Ansoald L'automne est le début de la belle saison. Quand il fait beau et que l'air est froid, quand des manteaux couvrent les épaules et les menus larçins au fond des manches. Ansoald n'a pas besoin d'argent. Le blondin le comble de largesses, et pas que....Mais avoir les poches pleines rend l'esprit lourd et méfiant. Ansoald s'en fiche, tout comme de construire une maison. Ce qu'il veut, c'est peser de toute son impertinence sur les sourcils de Nicolas, que l'écuyer s'indigne de ses filouteries et tente de le remettre à sa place, et l'objet avec, si possible. Or, ils brisent la morale dans des éclats de rire, lui complice et l'autre amant et réciproquement.

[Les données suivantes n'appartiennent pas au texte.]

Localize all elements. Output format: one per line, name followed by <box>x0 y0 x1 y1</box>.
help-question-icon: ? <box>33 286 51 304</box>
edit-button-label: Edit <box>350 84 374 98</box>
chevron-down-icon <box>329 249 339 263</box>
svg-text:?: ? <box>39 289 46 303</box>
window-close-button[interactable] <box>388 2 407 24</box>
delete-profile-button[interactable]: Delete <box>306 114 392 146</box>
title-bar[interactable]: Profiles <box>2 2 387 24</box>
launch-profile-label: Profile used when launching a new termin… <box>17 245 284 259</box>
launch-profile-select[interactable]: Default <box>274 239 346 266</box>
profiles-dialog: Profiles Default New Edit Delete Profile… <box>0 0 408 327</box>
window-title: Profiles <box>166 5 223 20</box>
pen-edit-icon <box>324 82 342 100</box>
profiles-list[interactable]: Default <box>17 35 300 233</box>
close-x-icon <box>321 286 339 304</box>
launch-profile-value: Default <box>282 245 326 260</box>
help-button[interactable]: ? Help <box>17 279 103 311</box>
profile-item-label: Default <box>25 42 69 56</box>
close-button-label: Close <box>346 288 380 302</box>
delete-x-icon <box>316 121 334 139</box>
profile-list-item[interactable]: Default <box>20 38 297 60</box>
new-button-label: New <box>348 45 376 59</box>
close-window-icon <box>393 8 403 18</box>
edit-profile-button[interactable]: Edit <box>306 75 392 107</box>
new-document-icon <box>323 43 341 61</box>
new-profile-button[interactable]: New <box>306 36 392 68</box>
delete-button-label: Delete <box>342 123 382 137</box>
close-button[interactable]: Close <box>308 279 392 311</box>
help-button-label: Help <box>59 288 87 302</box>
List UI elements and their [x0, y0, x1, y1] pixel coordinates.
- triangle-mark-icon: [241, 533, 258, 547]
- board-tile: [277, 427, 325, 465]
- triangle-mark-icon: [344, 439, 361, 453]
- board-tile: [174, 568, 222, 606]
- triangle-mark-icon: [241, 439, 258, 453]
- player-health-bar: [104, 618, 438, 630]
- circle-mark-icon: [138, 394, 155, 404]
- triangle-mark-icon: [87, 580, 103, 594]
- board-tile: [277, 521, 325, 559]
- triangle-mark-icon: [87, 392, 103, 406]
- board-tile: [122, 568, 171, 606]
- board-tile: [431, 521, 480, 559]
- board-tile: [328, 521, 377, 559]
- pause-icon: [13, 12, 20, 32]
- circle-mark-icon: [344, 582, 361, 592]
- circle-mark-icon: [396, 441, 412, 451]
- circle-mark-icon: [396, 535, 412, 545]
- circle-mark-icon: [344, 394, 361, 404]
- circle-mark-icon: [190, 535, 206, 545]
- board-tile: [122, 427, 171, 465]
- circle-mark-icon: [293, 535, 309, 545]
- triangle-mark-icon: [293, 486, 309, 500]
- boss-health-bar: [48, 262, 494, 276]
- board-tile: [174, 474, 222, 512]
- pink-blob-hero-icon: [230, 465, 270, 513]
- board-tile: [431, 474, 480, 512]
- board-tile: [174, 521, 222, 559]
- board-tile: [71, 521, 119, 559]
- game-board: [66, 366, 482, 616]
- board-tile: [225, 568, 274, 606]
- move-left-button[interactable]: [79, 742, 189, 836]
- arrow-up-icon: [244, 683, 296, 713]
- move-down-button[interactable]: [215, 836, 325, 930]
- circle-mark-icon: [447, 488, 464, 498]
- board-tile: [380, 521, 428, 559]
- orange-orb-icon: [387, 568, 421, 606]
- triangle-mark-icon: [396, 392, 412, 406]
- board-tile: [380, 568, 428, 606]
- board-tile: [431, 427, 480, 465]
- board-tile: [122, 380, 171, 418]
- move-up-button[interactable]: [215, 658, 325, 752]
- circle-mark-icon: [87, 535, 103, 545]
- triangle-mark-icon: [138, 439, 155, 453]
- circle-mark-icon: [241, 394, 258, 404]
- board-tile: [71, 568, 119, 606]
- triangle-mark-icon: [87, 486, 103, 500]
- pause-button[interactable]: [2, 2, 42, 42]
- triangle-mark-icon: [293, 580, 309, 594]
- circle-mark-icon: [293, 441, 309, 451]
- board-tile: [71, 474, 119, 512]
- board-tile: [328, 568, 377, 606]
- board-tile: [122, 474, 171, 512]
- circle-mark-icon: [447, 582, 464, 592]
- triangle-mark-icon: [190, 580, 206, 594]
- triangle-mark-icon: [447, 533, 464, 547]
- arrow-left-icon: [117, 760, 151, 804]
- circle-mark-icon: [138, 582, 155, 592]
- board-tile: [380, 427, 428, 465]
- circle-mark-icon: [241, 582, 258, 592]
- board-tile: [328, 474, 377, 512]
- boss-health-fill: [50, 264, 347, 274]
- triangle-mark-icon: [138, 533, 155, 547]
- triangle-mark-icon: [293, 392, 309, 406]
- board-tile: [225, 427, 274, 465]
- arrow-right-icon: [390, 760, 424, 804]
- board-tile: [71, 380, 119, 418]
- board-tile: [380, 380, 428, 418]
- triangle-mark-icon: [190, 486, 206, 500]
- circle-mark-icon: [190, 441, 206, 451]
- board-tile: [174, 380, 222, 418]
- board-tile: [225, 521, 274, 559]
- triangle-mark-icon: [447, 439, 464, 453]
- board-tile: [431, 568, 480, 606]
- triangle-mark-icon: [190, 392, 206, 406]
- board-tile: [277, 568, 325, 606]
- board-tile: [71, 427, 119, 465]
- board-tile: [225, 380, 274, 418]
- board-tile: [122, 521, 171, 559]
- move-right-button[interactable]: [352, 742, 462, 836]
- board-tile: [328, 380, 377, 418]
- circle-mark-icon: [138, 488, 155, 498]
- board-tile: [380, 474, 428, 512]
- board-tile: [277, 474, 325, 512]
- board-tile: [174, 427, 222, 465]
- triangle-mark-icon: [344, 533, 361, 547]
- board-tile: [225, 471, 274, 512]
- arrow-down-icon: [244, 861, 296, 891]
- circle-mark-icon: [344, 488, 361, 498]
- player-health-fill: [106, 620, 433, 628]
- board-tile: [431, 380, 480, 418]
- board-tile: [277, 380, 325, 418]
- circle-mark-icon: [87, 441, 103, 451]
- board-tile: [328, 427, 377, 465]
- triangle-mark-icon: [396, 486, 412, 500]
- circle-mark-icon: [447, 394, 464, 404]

Ils se dissimulaient, dans des chambres, des granges abandonnées, des forêts. De moins en moins il se cachent. Quoi? En présence l'un de l'autre, tout le monde semble deviner qui il sont l'un pour l'autre. Alors, ils profanent des tavernes, des coins de table, des bouts de rue, des murs entiers. Ils s'étalent, tantôt confiture ou tranche de pain. A Angers, ils sont tranquilles. Ils se sentent invincibles. L'Anjou est une terre sans Roy ni Dieu. Ansoald monte sur un tonneau, le renverse d'un coup de pied et commence à courir dessus. Comme s'il s'échappait, voleur fuyant la maréchaussée. L'aconit se gondole, mais ce manège agace les commerçants. Ils riaient et chantaient trop fort au milieu de ces jeux d'argent, voilà désormais que le brun chahute le mobilier urbain. Enfle le scandale. Alors, il saute sur les épaules du blond, et le pousse à cavaler hors de portée de ces imprécations.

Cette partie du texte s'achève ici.